Urteil vom 9. April 2020  
 
I. sozialrechtliche Abteilung  
 
Besetzung 
Bundesrichter Maillard, Präsident, 
Bundesrichterinnen Heine, Viscione, 
Gerichtsschreiber Grunder. 
 
Verfahrensbeteiligte 
A.________, 
vertreten durch Rechtsanwalt Oliver Streiff, 
Beschwerdeführer, 
 
gegen  
 
IV-Stelle des Kantons Zürich, Röntgenstrasse 17, 8005 Zürich, 
Beschwerdegegnerin. 
 
Gegenstand 
Invalidenversicherung (Arbeitsfähigkeit; Invalidenrente), 
 
Beschwerde gegen den Entscheid des Sozialversicherungsgerichts des Kantons Zürich vom 21. November 2019 (IV.2018.00810). 
 
 
Sachverhalt:  
 
A.   
Der 1969 geborene A.________ meldete sich am 26. März 2014 wegen gesundheitlichen Folgen eines Rückenleidens und einer Lungentuberkulose zur Früherfassung und am 29. Mai 2014 zum Leistungsbezug bei der Invalidenversicherung an. Am 17. Juni 2014 gewährte die IV-Stelle des Kantons Zürich als Massnahme der Frühintervention ein Fitnessabonnement ab 1. Juni 2014 bis 30. Juni 2015 als ersten Schritt in Richtung berufliche Eingliederung. Mit Vorbescheid vom 1. Oktober 2014 stellte sie dem Versicherten in Aussicht, er habe keinen Anspruch auf eine Invalidenrente. Auf dessen Einwand hin erteilte sie am 9. Dezember 2014 Kostengutsprache für ein ab 5. Januar bis 31. März 2015 zu absolvierendes Belastbarkeitstraining, das sie, nachdem sie ihn am 27. Januar 2015 auf die gesetzliche Mitwirkungspflicht hingewiesen hatte, androhungsgemäss am 5. Februar 2015 abbrach. Mit Verfügung vom 18. März 2015 verneinte sie einen Anspruch auf Invalidenrente.
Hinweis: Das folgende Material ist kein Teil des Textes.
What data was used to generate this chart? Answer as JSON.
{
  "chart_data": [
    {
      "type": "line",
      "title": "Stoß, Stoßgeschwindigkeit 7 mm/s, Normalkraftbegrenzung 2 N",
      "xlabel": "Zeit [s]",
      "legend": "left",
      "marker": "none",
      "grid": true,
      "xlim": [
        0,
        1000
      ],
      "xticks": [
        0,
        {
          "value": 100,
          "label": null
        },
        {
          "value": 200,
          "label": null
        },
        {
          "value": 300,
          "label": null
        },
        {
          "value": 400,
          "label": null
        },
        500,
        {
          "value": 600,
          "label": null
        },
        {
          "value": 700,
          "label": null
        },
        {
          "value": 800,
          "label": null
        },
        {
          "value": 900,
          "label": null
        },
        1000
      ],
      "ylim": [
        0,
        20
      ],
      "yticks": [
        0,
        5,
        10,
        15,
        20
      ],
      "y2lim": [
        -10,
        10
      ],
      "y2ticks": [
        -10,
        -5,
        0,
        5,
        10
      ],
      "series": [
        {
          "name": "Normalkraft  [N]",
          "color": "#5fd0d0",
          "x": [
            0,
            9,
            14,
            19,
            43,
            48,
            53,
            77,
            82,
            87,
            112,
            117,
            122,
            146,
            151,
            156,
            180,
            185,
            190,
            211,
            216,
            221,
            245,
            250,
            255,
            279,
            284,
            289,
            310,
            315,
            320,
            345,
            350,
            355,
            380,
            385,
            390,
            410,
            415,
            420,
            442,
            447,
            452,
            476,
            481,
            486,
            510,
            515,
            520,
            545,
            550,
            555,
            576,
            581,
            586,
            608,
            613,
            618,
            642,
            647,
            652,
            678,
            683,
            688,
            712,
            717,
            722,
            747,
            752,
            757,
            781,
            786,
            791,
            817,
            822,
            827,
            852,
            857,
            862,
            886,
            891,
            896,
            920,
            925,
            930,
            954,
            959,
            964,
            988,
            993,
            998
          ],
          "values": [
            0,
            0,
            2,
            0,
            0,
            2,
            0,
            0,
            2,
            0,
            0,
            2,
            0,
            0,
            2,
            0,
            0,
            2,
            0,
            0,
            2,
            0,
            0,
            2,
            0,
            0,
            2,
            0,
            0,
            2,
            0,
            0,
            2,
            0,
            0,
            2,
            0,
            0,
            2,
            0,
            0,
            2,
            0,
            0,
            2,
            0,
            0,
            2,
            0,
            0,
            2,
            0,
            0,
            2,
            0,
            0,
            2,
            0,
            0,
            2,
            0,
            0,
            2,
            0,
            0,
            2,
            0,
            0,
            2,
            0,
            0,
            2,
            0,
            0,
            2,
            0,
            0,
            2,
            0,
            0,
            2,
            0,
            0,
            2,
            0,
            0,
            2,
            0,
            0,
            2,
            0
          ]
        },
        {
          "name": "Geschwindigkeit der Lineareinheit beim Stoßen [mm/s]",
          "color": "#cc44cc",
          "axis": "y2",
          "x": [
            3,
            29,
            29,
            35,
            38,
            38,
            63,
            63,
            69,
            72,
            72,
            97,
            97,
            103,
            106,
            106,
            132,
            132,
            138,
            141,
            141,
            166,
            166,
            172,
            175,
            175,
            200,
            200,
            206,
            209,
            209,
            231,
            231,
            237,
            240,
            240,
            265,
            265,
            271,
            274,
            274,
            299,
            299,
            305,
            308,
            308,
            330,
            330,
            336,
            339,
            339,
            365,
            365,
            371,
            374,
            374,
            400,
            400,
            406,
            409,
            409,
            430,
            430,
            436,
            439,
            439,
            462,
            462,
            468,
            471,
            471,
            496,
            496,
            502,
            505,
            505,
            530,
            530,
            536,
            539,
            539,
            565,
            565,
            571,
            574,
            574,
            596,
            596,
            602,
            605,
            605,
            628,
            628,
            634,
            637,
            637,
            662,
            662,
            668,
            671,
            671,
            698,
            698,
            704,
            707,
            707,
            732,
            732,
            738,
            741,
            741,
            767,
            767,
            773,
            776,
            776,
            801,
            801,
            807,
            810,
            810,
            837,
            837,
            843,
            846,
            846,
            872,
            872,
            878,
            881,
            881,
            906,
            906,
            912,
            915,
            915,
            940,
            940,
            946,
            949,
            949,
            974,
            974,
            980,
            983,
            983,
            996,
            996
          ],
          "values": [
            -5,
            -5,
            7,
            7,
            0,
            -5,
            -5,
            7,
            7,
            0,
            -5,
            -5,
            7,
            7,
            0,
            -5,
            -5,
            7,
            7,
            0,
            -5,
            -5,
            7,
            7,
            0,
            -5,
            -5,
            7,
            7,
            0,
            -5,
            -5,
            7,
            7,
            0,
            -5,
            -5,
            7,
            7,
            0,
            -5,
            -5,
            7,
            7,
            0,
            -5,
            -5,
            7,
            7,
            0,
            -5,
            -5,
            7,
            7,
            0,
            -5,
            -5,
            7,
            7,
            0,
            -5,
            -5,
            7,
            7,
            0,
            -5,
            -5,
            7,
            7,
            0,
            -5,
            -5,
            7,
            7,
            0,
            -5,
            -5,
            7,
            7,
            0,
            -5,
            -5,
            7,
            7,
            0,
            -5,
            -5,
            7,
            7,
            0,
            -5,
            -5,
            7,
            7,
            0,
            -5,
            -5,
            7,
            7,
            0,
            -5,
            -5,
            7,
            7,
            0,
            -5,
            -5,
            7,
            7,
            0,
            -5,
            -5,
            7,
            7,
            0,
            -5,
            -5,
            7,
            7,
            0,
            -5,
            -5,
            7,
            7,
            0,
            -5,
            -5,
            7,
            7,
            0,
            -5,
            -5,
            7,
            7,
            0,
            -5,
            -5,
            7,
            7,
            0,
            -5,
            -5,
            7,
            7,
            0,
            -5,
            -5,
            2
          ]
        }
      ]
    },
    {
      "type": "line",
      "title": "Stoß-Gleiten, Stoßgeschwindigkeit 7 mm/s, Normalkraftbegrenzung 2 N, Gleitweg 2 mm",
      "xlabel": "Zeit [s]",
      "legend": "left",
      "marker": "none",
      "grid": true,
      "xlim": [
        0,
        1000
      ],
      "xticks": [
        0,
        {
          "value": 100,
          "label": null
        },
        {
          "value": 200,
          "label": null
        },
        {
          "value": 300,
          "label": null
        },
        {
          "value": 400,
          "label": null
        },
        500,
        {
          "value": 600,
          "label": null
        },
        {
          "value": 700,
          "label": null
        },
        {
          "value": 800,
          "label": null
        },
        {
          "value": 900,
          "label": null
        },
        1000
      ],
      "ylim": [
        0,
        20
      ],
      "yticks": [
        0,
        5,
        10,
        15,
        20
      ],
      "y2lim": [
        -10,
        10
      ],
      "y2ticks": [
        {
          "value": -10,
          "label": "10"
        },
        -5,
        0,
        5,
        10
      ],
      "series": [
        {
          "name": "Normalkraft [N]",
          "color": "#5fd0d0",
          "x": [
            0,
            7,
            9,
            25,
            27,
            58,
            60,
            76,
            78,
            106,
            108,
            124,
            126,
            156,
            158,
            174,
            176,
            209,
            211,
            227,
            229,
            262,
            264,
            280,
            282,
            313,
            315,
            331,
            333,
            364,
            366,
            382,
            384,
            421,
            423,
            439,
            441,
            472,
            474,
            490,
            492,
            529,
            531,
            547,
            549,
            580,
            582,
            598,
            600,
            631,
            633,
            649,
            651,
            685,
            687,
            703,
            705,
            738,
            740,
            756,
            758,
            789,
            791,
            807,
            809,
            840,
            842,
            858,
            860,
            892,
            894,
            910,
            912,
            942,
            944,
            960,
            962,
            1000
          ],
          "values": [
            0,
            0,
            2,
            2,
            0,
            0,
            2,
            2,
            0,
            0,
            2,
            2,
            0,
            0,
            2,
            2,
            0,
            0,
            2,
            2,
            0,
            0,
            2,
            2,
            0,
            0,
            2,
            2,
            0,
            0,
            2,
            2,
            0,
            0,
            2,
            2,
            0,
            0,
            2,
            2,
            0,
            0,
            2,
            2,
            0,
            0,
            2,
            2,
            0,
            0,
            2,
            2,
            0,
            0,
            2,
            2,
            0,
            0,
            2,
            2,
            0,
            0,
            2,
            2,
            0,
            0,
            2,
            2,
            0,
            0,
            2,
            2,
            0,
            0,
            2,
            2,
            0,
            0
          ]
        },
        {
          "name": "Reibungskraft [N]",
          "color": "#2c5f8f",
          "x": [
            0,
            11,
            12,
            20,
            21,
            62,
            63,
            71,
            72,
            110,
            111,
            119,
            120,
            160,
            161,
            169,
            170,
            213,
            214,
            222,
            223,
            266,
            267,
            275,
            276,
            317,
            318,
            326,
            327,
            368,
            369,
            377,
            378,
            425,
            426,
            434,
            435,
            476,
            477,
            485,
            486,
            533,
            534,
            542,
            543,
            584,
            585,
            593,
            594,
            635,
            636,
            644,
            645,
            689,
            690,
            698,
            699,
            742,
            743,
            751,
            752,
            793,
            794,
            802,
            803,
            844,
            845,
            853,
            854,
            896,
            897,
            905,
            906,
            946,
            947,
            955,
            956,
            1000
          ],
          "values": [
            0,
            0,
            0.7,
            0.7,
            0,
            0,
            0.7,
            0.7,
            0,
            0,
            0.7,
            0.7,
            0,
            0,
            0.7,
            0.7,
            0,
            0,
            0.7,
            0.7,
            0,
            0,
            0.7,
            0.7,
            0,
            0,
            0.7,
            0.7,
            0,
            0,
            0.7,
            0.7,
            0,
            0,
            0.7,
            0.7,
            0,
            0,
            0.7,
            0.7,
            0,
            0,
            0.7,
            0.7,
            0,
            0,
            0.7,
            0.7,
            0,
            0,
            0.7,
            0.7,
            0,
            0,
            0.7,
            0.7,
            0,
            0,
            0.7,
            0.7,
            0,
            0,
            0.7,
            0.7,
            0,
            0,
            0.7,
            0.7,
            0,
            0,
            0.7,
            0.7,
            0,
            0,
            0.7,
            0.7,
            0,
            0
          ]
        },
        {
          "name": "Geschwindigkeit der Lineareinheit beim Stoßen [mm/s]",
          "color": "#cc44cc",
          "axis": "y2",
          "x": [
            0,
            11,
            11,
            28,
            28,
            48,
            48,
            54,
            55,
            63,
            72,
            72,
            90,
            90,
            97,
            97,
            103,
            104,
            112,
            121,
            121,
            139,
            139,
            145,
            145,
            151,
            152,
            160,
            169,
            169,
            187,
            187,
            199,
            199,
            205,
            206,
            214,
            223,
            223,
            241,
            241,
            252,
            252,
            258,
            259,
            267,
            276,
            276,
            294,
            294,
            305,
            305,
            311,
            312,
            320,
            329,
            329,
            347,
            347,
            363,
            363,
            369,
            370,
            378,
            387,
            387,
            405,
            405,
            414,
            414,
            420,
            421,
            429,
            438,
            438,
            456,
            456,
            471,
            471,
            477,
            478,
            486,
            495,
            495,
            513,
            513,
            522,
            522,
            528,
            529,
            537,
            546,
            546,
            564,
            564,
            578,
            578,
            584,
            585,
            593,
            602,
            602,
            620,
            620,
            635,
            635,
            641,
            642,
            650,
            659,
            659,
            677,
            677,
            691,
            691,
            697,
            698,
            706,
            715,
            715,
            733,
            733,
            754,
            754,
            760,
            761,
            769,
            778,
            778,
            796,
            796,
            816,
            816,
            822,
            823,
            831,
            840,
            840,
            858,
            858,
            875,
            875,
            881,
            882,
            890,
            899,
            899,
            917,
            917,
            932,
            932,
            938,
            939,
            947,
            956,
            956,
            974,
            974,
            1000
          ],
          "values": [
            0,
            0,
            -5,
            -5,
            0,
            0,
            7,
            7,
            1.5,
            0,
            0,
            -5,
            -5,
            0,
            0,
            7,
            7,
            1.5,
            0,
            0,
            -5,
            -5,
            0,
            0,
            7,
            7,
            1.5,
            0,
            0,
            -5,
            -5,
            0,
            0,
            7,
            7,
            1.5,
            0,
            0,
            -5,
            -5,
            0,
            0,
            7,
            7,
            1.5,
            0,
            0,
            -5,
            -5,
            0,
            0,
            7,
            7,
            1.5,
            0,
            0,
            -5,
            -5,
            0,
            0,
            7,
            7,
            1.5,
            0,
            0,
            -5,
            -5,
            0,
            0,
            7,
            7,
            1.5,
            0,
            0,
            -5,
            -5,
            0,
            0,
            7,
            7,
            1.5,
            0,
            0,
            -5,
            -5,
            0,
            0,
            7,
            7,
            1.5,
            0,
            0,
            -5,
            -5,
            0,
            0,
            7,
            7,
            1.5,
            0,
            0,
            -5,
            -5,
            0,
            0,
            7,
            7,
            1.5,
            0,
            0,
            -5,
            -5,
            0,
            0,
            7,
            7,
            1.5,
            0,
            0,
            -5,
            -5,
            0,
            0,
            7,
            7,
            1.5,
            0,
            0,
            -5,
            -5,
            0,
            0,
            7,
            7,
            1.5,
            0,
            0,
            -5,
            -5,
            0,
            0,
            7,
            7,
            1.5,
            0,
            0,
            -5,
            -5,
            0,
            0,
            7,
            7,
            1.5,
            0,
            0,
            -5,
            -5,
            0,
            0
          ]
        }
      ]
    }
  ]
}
Die hiegegen erhobene Beschwerde hiess das Sozialversicherungsgericht des Kantons Zürich, soweit es auf diese eintrat, mit Entscheid vom 14. Juni 2016 in dem Sinne gut, dass es die Sache an die IV-Stelle zurückwies, damit sie nach erfolgter Abklärung im Sinne der Erwägungen über das Leistungsbegehren neu verfüge. 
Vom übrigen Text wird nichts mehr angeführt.